Now that the polezero response used is correct since we see these
values on the plots.
Removing the instrument response:
Because modern broadband instruments have a flat response to ground velocity in the passband, I prefer to reduce reduce the gorund motion to units of meters/sec in the following manner for this data file:
GSAC> r 20080529_1600z.sac GSAC> transfer from polezero subtype sac.pz to vel freqlimits 0.004 0.005 10 20 GSAC> w vel.sac
In order to study group velocities you must place the event coordinates and origin time and the station coordinates into the sac file. As an example I will use the Iceland event for this time period and I will assume that your station is at latitude 0 and longitude 0: (you must use your actual station and event information)

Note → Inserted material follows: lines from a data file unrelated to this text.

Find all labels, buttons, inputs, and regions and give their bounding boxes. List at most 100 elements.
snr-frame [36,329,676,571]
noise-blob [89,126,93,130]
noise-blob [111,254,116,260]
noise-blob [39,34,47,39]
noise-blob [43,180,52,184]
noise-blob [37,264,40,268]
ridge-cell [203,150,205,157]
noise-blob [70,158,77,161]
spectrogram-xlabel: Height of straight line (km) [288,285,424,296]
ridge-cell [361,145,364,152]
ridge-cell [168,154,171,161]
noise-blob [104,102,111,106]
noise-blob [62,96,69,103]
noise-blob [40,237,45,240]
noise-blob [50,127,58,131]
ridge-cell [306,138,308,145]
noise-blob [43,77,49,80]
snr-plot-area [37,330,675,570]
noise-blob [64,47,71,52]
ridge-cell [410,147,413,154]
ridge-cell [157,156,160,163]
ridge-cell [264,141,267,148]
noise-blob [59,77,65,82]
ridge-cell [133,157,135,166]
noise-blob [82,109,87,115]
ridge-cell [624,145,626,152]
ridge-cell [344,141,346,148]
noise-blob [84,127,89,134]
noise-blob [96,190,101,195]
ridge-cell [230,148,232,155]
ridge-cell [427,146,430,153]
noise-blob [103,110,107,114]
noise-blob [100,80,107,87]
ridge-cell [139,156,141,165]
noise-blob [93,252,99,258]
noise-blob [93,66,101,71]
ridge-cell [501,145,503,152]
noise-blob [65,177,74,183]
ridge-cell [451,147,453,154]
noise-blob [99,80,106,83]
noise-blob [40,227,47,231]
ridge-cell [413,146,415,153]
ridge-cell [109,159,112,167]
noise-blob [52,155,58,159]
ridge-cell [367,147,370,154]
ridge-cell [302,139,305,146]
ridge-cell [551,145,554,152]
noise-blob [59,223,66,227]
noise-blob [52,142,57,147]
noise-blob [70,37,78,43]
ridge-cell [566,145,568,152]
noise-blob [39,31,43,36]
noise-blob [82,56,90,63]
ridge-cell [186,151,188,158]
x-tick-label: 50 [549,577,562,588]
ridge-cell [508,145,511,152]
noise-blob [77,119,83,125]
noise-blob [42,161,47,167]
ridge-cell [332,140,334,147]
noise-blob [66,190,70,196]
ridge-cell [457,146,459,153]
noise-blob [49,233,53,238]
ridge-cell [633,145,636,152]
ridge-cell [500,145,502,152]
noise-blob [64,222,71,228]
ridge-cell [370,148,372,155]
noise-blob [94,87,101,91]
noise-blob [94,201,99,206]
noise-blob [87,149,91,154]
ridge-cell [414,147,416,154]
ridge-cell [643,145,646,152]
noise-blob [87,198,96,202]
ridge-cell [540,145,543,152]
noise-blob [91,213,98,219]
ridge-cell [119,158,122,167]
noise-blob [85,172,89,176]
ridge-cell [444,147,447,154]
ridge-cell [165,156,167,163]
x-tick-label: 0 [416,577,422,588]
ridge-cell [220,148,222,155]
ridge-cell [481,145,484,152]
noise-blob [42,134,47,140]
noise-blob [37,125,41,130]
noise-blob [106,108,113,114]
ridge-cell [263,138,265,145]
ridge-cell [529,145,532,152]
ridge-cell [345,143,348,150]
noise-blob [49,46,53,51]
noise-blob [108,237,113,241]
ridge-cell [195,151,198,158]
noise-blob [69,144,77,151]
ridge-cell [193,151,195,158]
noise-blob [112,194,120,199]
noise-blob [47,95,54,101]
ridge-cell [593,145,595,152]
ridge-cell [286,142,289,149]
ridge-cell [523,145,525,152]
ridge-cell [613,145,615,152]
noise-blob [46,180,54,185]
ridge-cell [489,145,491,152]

GSAC> r vel.sac GSAC> ch stla 0 stlo 0 GSAC> ch evla 63.92 evlo -21.17 GSAC> ch ocal 2008 05 29 15 46 6 200 GSAC> ch lcalda true lovrok true GSAC> wh
note that the ch ocal is a gsac command. For Sac you must use
ch o gmt 2009 150 15 46 6 200.
When you are studying teleseismic surface waves, you are note interested in frequencies greater than 1 Hz. If you resample, the time series will be smaller, and the computations will be much faster since the length of the Fast Fourier transforms will be shorter. To do this I lowpass filter and then interpolate:
GSAC> lh
vel.sac (0):
NPTS 144000 B 0
E 3599.975 DELTA 0.025
DEPMAX 2.584191e-06 DEPMIN -2.779191e-06
DEPMEN 6.959091e-09 NZYEAR 2008
NZJDAY 150 NZHOUR 16
NZMIN 0 NZSEC 0
NZMSEC 0 KZDATE May 29 (150), 2008
KZTIME 16:00:00.000 O -833.8
KSTNM C214 KCMPNM B_Z
STLA 0 STLO 0
EVLA 63.92 EVLO -21.17
DIST 7301.042 AZ 156.6483
BAZ 349.9096 GCARC 65.65807
USER1 0.1 USER2 200
CMPAZ 0 CMPINC 0
NVHDR 6 IFTYPE ITIME
LPSPOL FALSE LOVROK TRUE
LCALDA TRUE LHDR5 FALSE
You will see that hte origin time is set O, the station an event coordinates are entered, and the distances and back azmiuths computed.
do_mft
GSAC> r vel.sac
GSAC> lp c 1 n 3
GSAC> interpolate delta 0.25
GSAC> w dvel.sac
GSAC> quit
Running do_mft gives the following image:
The surface wave dispersion is seen at the top. Note that since the station coordinates are INCORRECT the velocities will be incorrect.